UK judge renews contempt proceedings against Palestine Action lawyer

One of the United Kingdom’s most prominent human rights barristers is once again facing formal contempt of court proceedings, after the presiding judge in a high-profile Palestine Action trial chose to advance disciplinary action against him for a second time, in a move that legal observers describe as without historical precedent in English law.

Rajiv Menon KC, a 30-year veteran of the bar who represented defendant Charlotte Head in both trials of six Palestine Action activists, stands accused of violating pre-trial directions issued by Justice Johnson, the judge overseeing the case at Woolwich Crown Court. The six activists were charged with aggravated burglary and criminal damage for damaging equipment at an Israeli-owned arms factory operated by Elbit Systems outside Bristol. After the first trial ended with all defendants cleared of aggravated burglary charges, a retrial in May resulted in four convictions on the criminal damage counts.

The controversy stems from Menon’s January 2024 closing speech to the jury. Johnson had explicitly barred defense legal teams from referencing the long-held legal principle of “jury equity” — the right of juries to acquit defendants based on conscience, a right first established by the landmark 1670 Bushell’s Case. Johnson also ruled that the defendants could not argue the “lawful excuse” defense, which would have allowed them to claim the damage was justified to prevent greater harms from Israeli military operations in Gaza. He further ordered that all arguments about the broader context of the Gaza war be excluded from jury consideration.

In his closing remarks, Menon read the inscription from a plaque at London’s Old Bailey that commemorates Bushell’s Case, and told jurors the judge could not order them to issue a conviction. He also noted that the defense had been blocked from presenting evidence about Elbit Systems’ role in Israel’s military campaign in Gaza, arguing it would be unreasonable to expect jurors to ignore this wider context when weighing the defendants’ motives. Menon has repeatedly denied violating the court’s directions, noting he never explicitly used the phrase “jury equity” or directly urged the jury to acquit on conscience, and repeatedly reminded jurors to follow the judge’s guidance.

A prior attempt by Johnson to initiate contempt proceedings was thrown out by the Court of Appeal in May, when a three-judge panel ruled Johnson had acted unlawfully by referring the matter directly to the High Court. The panel instructed Johnson that he could either handle the allegation himself, refer the matter to the UK attorney general, send it to the Bar Standards Board for professional disciplinary action, or drop the case entirely.

However, following a directions hearing at the Royal Courts of Justice on Friday, Johnson rejected all three of the Court of Appeal’s suggested options. In a ruling issued Monday, he confirmed he would instead refer the case to a separate High Court judge sitting at the Crown Court to hear the contempt proceedings. Johnson stated that he had concluded “there is a case to answer in contempt” and that advancing formal proceedings is “in the public interest to institute”, rejecting defense arguments that the case is too old to proceed.
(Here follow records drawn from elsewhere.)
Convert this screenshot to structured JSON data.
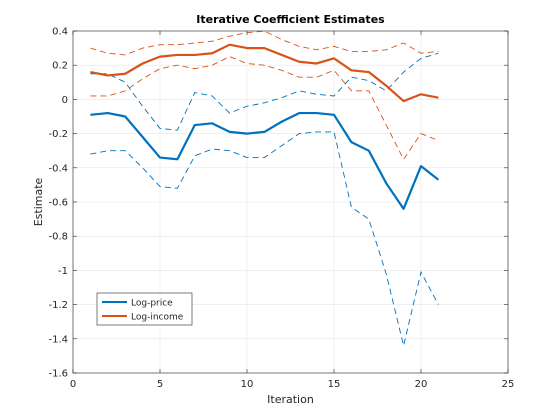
{
  "chart_data": {
    "type": "line",
    "title": "Iterative Coefficient Estimates",
    "xlabel": "Iteration",
    "ylabel": "Estimate",
    "xlim": [
      0,
      25
    ],
    "ylim": [
      -1.6,
      0.4
    ],
    "xticks": [
      0,
      5,
      10,
      15,
      20,
      25
    ],
    "yticks": [
      -1.6,
      -1.4,
      -1.2,
      -1,
      -0.8,
      -0.6,
      -0.4,
      -0.2,
      0,
      0.2,
      0.4
    ],
    "xtick_labels": [
      "0",
      "5",
      "10",
      "15",
      "20",
      "25"
    ],
    "ytick_labels": [
      "-1.6",
      "-1.4",
      "-1.2",
      "-1",
      "-0.8",
      "-0.6",
      "-0.4",
      "-0.2",
      "0",
      "0.2",
      "0.4"
    ],
    "grid": true,
    "legend_position": "bottom-left",
    "x": [
      1,
      2,
      3,
      4,
      5,
      6,
      7,
      8,
      9,
      10,
      11,
      12,
      13,
      14,
      15,
      16,
      17,
      18,
      19,
      20,
      21
    ],
    "series": [
      {
        "name": "Log-price",
        "color": "#0072BD",
        "values": [
          -0.09,
          -0.08,
          -0.1,
          -0.22,
          -0.34,
          -0.35,
          -0.15,
          -0.14,
          -0.19,
          -0.2,
          -0.19,
          -0.13,
          -0.08,
          -0.08,
          -0.09,
          -0.25,
          -0.3,
          -0.49,
          -0.64,
          -0.39,
          -0.47
        ],
        "lower": [
          -0.32,
          -0.3,
          -0.3,
          -0.4,
          -0.51,
          -0.52,
          -0.33,
          -0.29,
          -0.3,
          -0.34,
          -0.34,
          -0.27,
          -0.2,
          -0.19,
          -0.19,
          -0.63,
          -0.7,
          -1.02,
          -1.44,
          -1.01,
          -1.2
        ],
        "upper": [
          0.15,
          0.15,
          0.1,
          -0.04,
          -0.17,
          -0.18,
          0.04,
          0.02,
          -0.08,
          -0.04,
          -0.02,
          0.01,
          0.05,
          0.03,
          0.02,
          0.13,
          0.11,
          0.05,
          0.16,
          0.24,
          0.27
        ]
      },
      {
        "name": "Log-income",
        "color": "#D95319",
        "values": [
          0.16,
          0.14,
          0.15,
          0.21,
          0.25,
          0.26,
          0.26,
          0.27,
          0.32,
          0.3,
          0.3,
          0.26,
          0.22,
          0.21,
          0.24,
          0.17,
          0.16,
          0.08,
          -0.01,
          0.03,
          0.01
        ],
        "lower": [
          0.02,
          0.02,
          0.05,
          0.12,
          0.18,
          0.2,
          0.18,
          0.2,
          0.25,
          0.21,
          0.2,
          0.17,
          0.13,
          0.13,
          0.17,
          0.05,
          0.05,
          -0.15,
          -0.35,
          -0.2,
          -0.24
        ],
        "upper": [
          0.3,
          0.27,
          0.26,
          0.3,
          0.32,
          0.32,
          0.33,
          0.34,
          0.37,
          0.39,
          0.4,
          0.35,
          0.31,
          0.29,
          0.31,
          0.28,
          0.28,
          0.29,
          0.33,
          0.27,
          0.28
        ]
      }
    ]
  }
}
Johnson emphasized he has not yet reached a final finding of contempt, a decision that will rest with the new presiding judge.

Adrian Waterman KC, representing Menon, told the court that Menon never “knowingly” breached the court’s orders, and that the barrister was “astonished” when the allegations were first raised. Quoting Menon directly, Waterman told the court: “I absolutely didn’t cross any line, any line whatsoever.” Waterman added that Menon repeatedly instructed the jury to follow the judge’s directions, and that the court could not find Menon in contempt unless it ruled his account of events was intentionally dishonest — a finding Waterman argued is impossible to support on the evidence.

In contrast, prosecutor Tom Little KC argued that Menon’s closing speech amounted to a “clear, deliberate and sustained breach” of the court’s orders that meets the legal definition of contempt.

Waterman has warned that the case carries far-reaching implications for the UK’s criminal justice system. He argued that defense barristers must be afforded wide latitude to advocate vigorously for their clients, and noted that Menon spent hours consulting with other senior defense lawyers to craft his closing remarks in line with the judge’s directions. Pursuing contempt charges, Waterman argued, will create a profound “chilling effect” across the legal profession, and could violate Menon’s right to freedom of expression protected under the European Convention on Human Rights.

The case has already taken a severe personal toll on Menon. The court heard that Menon has suffered “deep anxiety” throughout the process, and that he was unable to be with his father when his father died recently, due to the ongoing proceedings against him.

Garden Court Chambers, where Menon practices as a senior barrister, released a statement calling the unprecedented proceedings damaging to the UK’s justice system. “The administration of justice depends upon an independent bar willing and able to act in the best interests of their clients, fearlessly and with integrity,” the statement read. “The unprecedented [proceedings against Menon] undermine and diminish our system of criminal justice.”